Penomena Timses Pasca Pilkada, Merasa Terabaikan
Persaingan hebat tidak harus dibangun diatas kebencian. Mereka dibangun diatas rasa hormat, diatas rasa hormat terhadap keunggulan.
Fenomena biasa pasca perhelatan politik, baik pilkada maupun suksesi organisasi, tim sukses terjangkit syndrom merasa ditinggalkan, terabaikan, terlupakan atau juga tersisihkan. Setelah kemenangan tim seolah mengecil terkotak sebuah kepentingan yang tak lagi sama dan seirama.

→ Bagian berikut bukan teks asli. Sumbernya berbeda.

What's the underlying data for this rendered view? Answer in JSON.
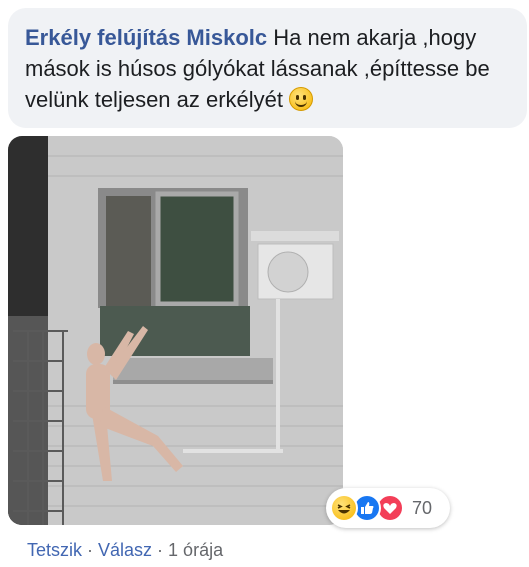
{
  "comment": {
    "author": "Erkély felújítás Miskolc",
    "text": "Ha nem akarja ,hogy mások is húsos gólyókat lássanak ,építtesse be velünk teljesen az erkélyét",
    "emoji": "slightly-smiling-face-icon"
  },
  "reactions": {
    "icons": [
      "haha-reaction-icon",
      "like-reaction-icon",
      "love-reaction-icon"
    ],
    "count": "70"
  },
  "actions": {
    "like": "Tetszik",
    "reply": "Válasz",
    "separator": "·",
    "time": "1 órája"
  },
  "colors": {
    "bubble": "#f0f2f5",
    "author": "#385898",
    "link": "#4267b2",
    "meta": "#65676b"
  }
}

Opini ini dirangkum dari berbagai kejadian secara umum, terjadi pasca kemenangan pilkada. Perasaan terabaikan menjadi narasi umum yang kerap terjadi pasca kemenangan. Keluhan tidak dapat ketemu lagi dengan sang calon, setelah mereka bantu habis-habisan. Harapan untuk tetap berada di lingkaran utama serta banyak menerima manfaat setelah kemenangan diraih lambat laut berganti dengan keluhan dan kekecewaan.
Tak luput dari ingatan adalah mereka yang merasa diri ditinggalkan. Mereka merasa jauh setelah sehabis berjuang bersama dalam politik. Ada semacam tindakan eskapis, sebab merasa tak dapat apa-apa dari perjuangan politik. Dipikirannya hanya terlintas pepatah : habis manis sepah di buang.
Faktanya, setelah kemenangan diraih maka tim sukses sama sekali tidak punya power lagi, bahkan untuk bertemu orang yang dimenangkan nya adalah sesuatu yang sangat sulit, bahkan menjadi hal yang mustahil. Padahal setelah pemenangan, yaitu para tim sukses seharusnya menjadi kelompok penekan yang dapat segera mengantarkan seribu satu persoalan. Hal ini karena tim sukses yang “berperang” dilapangan tidak memiliki mekanisme komunikasi langsung setelah kemenangan calon yang mereka bela.
Meski sebenarnya banyak persoalan-persoalan rakyat lebih penting untuk terus dimenangkan dari pada kemenangan yang telah diraih. Bahwa tim sukses juga rakyat yang mempunyai mandat sosial, tanggung jawab moral untuk mensegerakan akan perbaiki-perbaikan bagi lapangan ekonomi, lapangan sosial dan lapangan politik.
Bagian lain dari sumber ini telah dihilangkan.